The LAND Project is dedicated to supporting community-driven development–participatory agricultural development.  We stress the importance of food sovereignty and local autonomy over food production. A focus of our work is to engage in perennial development and energize youth.

Perennial Development

Despite two decades of post-apartheid development in South Africa, poverty rates and economic inequality are on the rise. National rural development strategies primarily focus on implementation of annual crops for increased agricultural market access. Like the annual monocultural agriculture they promote, these strategies rely on extensive external inputs for short-term results with little commitment to broader system investment or health. The work of the LAND Project is truly an alternative approach to these conventional strategies, one which reconceptualizes development toward a more wholistic understanding of growth and health of a community. This approach to development work focuses on growing the resources or capacities within a community – the roots of the community – for intentional and enduring change. Fittingly, we term this approach “Perennial Development,” as it parallels the principles of perennial agriculture. We use the principles of perennial agriculture – growth from deep roots which sustains regeneration, diversity of plants which provides diverse ecosystem benefits, and interconnectedness between all elements of the agroecosystem – to guide the work of the LAND Project.

Youth

The LAND Project places a special focus on the lives of children and youth, and the great potential they hold for their communities, and the potential their communities hold for them. Much of our work takes place in, and in collaboration with, local schools in the participating villages of the LAND Project.  Our partner, Kidlinks World, is hugely important in this work, bringing its experience in working in schools in disadvantaged settings in Johannesburg and elsewhere in the Eastern Cape.  We work with local schools to bring agroecology and nutrition into the curriculum in ways that are fun, informative, and community-based.

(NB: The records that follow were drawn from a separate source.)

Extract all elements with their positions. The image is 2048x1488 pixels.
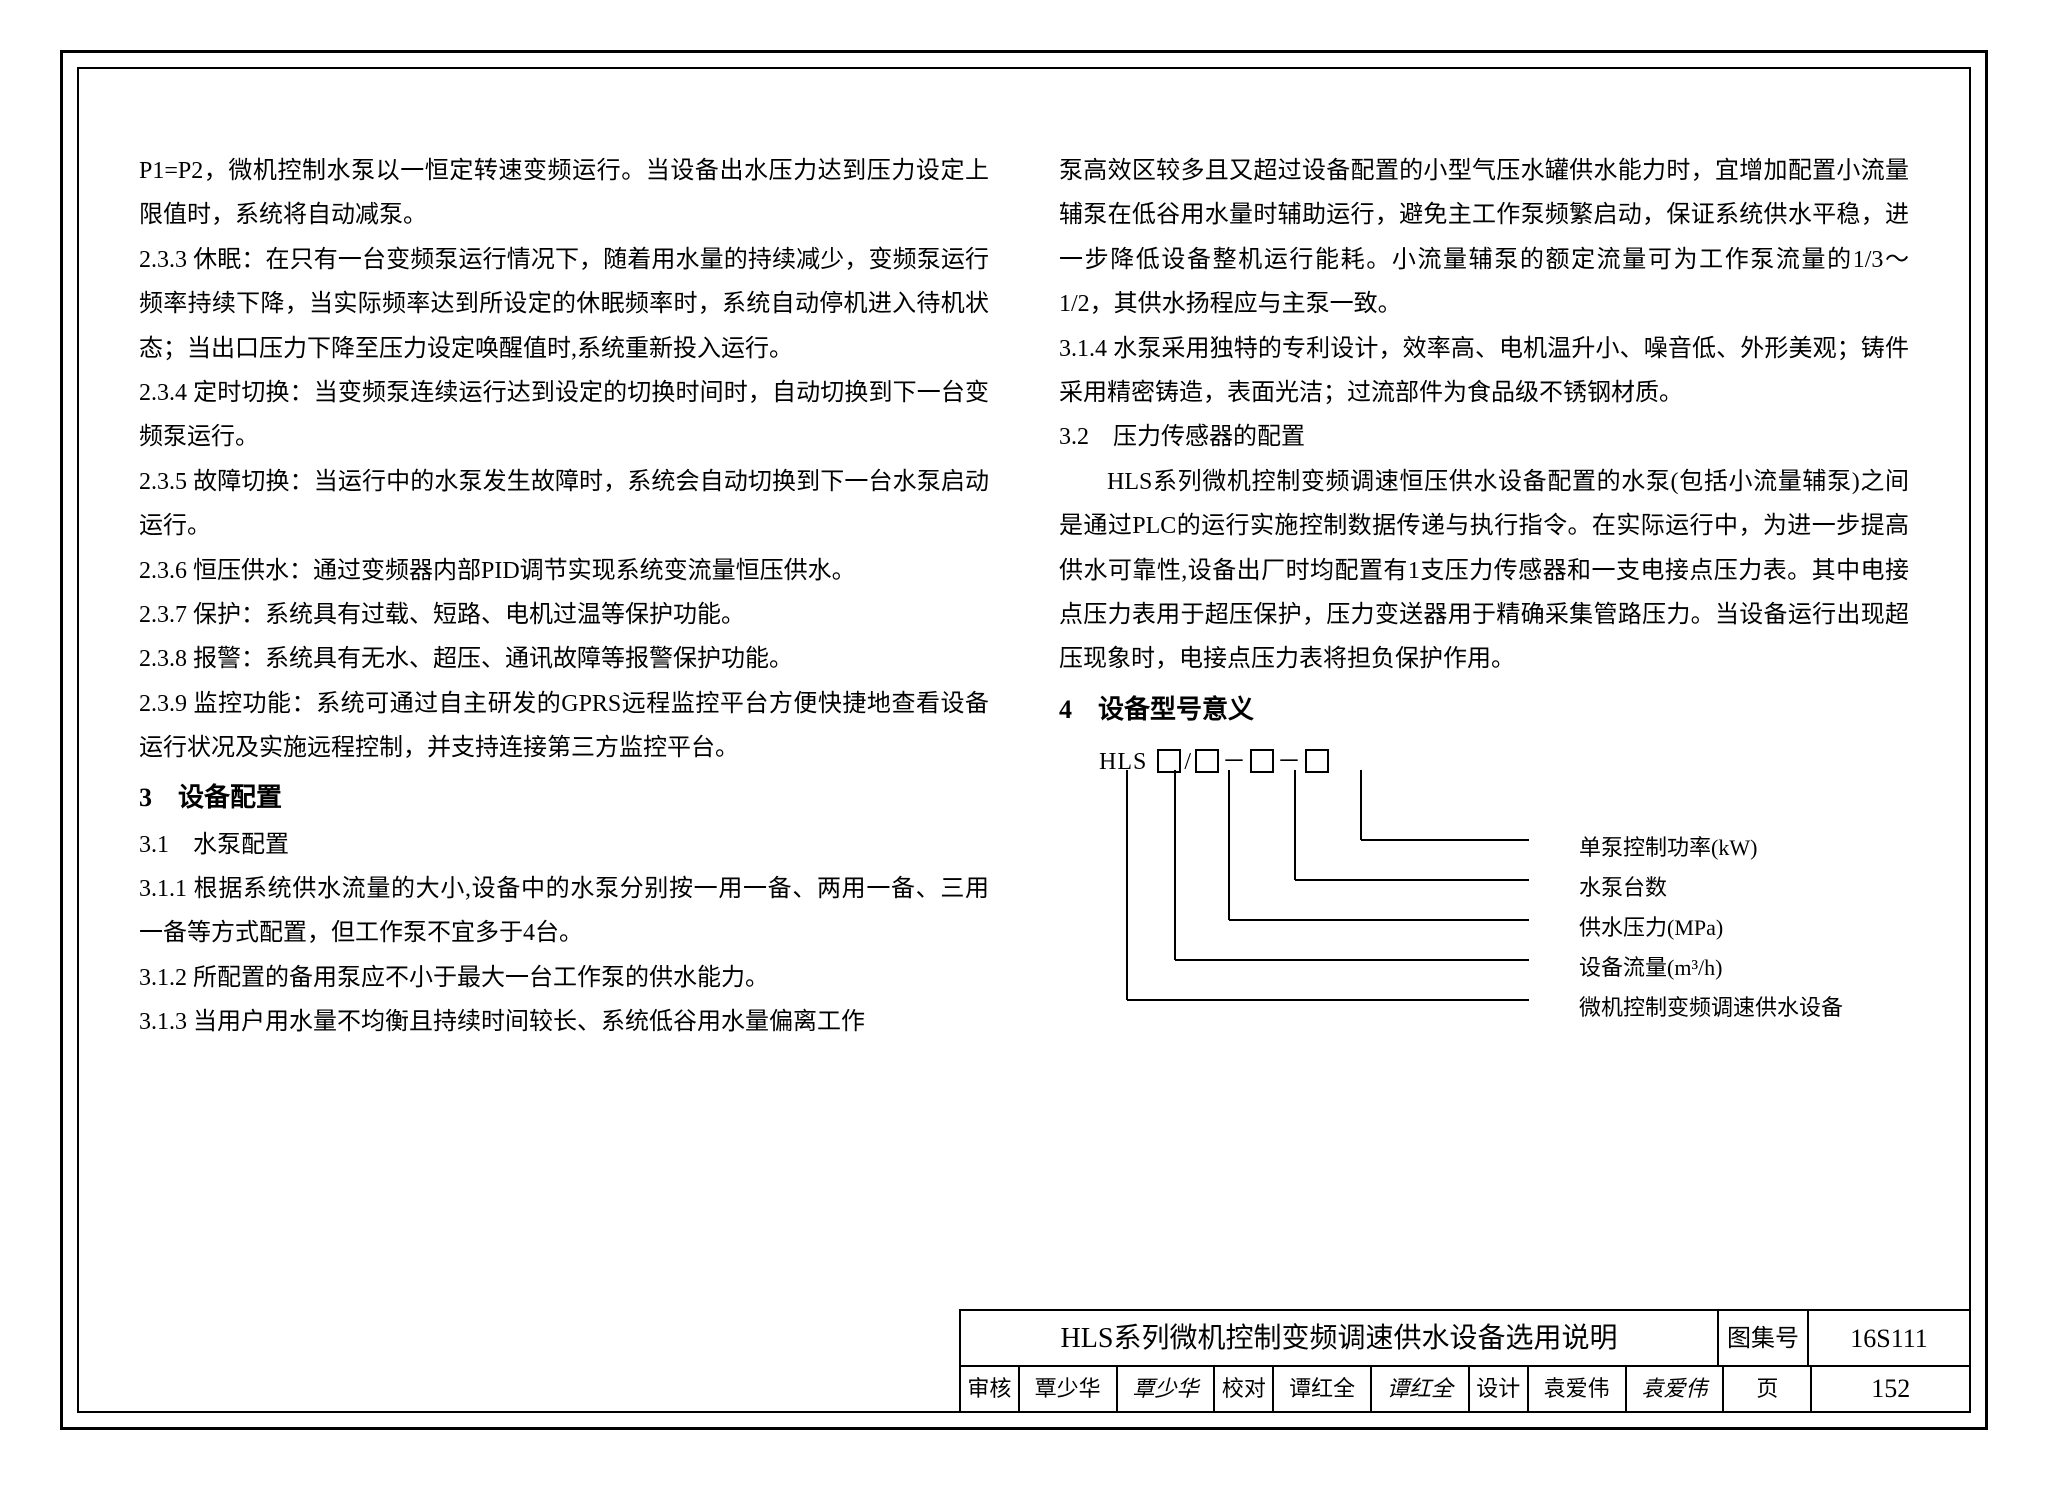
para-2-3-6: 2.3.6 恒压供水：通过变频器内部PID调节实现系统变流量恒压供水。: [139, 549, 989, 593]
section-4: 4 设备型号意义: [1059, 686, 1909, 734]
model-label-5: 微机控制变频调速供水设备: [1579, 988, 1843, 1029]
model-diagram: HLS /－－: [1099, 740, 1909, 1020]
section-3-2: 3.2 压力传感器的配置: [1059, 415, 1909, 459]
content-area: P1=P2，微机控制水泵以一恒定转速变频运行。当设备出水压力达到压力设定上限值时…: [139, 149, 1909, 1261]
outer-frame: P1=P2，微机控制水泵以一恒定转速变频运行。当设备出水压力达到压力设定上限值时…: [60, 50, 1988, 1430]
para-2-3-3: 2.3.3 休眠：在只有一台变频泵运行情况下，随着用水量的持续减少，变频泵运行频…: [139, 238, 989, 371]
title-row-1: HLS系列微机控制变频调速供水设备选用说明 图集号 16S111: [961, 1311, 1969, 1367]
inner-frame: P1=P2，微机控制水泵以一恒定转速变频运行。当设备出水压力达到压力设定上限值时…: [77, 67, 1971, 1413]
para-2-3-9: 2.3.9 监控功能：系统可通过自主研发的GPRS远程监控平台方便快捷地查看设备…: [139, 682, 989, 771]
atlas-label: 图集号: [1719, 1311, 1809, 1365]
para-2-3-7: 2.3.7 保护：系统具有过载、短路、电机过温等保护功能。: [139, 593, 989, 637]
page-value: 152: [1812, 1367, 1969, 1411]
para-3-1-2: 3.1.2 所配置的备用泵应不小于最大一台工作泵的供水能力。: [139, 956, 989, 1000]
model-label-3: 供水压力(MPa): [1579, 908, 1723, 949]
model-label-1: 单泵控制功率(kW): [1579, 828, 1757, 869]
left-column: P1=P2，微机控制水泵以一恒定转速变频运行。当设备出水压力达到压力设定上限值时…: [139, 149, 989, 1261]
para-3-1-4: 3.1.4 水泵采用独特的专利设计，效率高、电机温升小、噪音低、外形美观；铸件采…: [1059, 327, 1909, 416]
page-label: 页: [1724, 1367, 1812, 1411]
para-3-2-body: HLS系列微机控制变频调速恒压供水设备配置的水泵(包括小流量辅泵)之间是通过PL…: [1059, 460, 1909, 682]
校对-name: 谭红全: [1274, 1367, 1372, 1411]
para-cont: 泵高效区较多且又超过设备配置的小型气压水罐供水能力时，宜增加配置小流量辅泵在低谷…: [1059, 149, 1909, 327]
设计-label: 设计: [1470, 1367, 1529, 1411]
审核-label: 审核: [961, 1367, 1020, 1411]
model-label-4: 设备流量(m³/h): [1579, 948, 1722, 989]
设计-name: 袁爱伟: [1529, 1367, 1627, 1411]
para-2-3-8: 2.3.8 报警：系统具有无水、超压、通讯故障等报警保护功能。: [139, 637, 989, 681]
校对-sign: 谭红全: [1372, 1367, 1470, 1411]
para-2-3-5: 2.3.5 故障切换：当运行中的水泵发生故障时，系统会自动切换到下一台水泵启动运…: [139, 460, 989, 549]
para-3-1-1: 3.1.1 根据系统供水流量的大小,设备中的水泵分别按一用一备、两用一备、三用一…: [139, 867, 989, 956]
model-lines-icon: [1099, 770, 1659, 1020]
right-column: 泵高效区较多且又超过设备配置的小型气压水罐供水能力时，宜增加配置小流量辅泵在低谷…: [1059, 149, 1909, 1261]
para-3-1-3: 3.1.3 当用户用水量不均衡且持续时间较长、系统低谷用水量偏离工作: [139, 1000, 989, 1044]
设计-sign: 袁爱伟: [1627, 1367, 1725, 1411]
section-3-1: 3.1 水泵配置: [139, 823, 989, 867]
校对-label: 校对: [1215, 1367, 1274, 1411]
model-label-2: 水泵台数: [1579, 868, 1667, 909]
drawing-title: HLS系列微机控制变频调速供水设备选用说明: [961, 1311, 1719, 1365]
atlas-value: 16S111: [1809, 1311, 1969, 1365]
para-p1: P1=P2，微机控制水泵以一恒定转速变频运行。当设备出水压力达到压力设定上限值时…: [139, 149, 989, 238]
审核-sign: 覃少华: [1118, 1367, 1216, 1411]
title-block: HLS系列微机控制变频调速供水设备选用说明 图集号 16S111 审核 覃少华 …: [959, 1309, 1969, 1411]
para-2-3-4: 2.3.4 定时切换：当变频泵连续运行达到设定的切换时间时，自动切换到下一台变频…: [139, 371, 989, 460]
审核-name: 覃少华: [1020, 1367, 1118, 1411]
title-row-2: 审核 覃少华 覃少华 校对 谭红全 谭红全 设计 袁爱伟 袁爱伟 页 152: [961, 1367, 1969, 1411]
section-3: 3 设备配置: [139, 774, 989, 822]
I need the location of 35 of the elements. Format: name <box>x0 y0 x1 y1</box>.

One way that we work with the children is through art, which we find they thirst for. One of our approaches is through creative place-making art projects. Kids at Manzimdaka loved the recent art competition (kids love competitions) we held on the theme of “What I like About Where I Live.”  The sight and sound of 150 kids drawing pictures in a single room was incredible!  Such intensity!  Such excitement!  We only had enough crayons and colored pencils for each kid to have two apiece — we didn’t expect that 150 would show up — so they were all racing around to borrow other colors from their friends.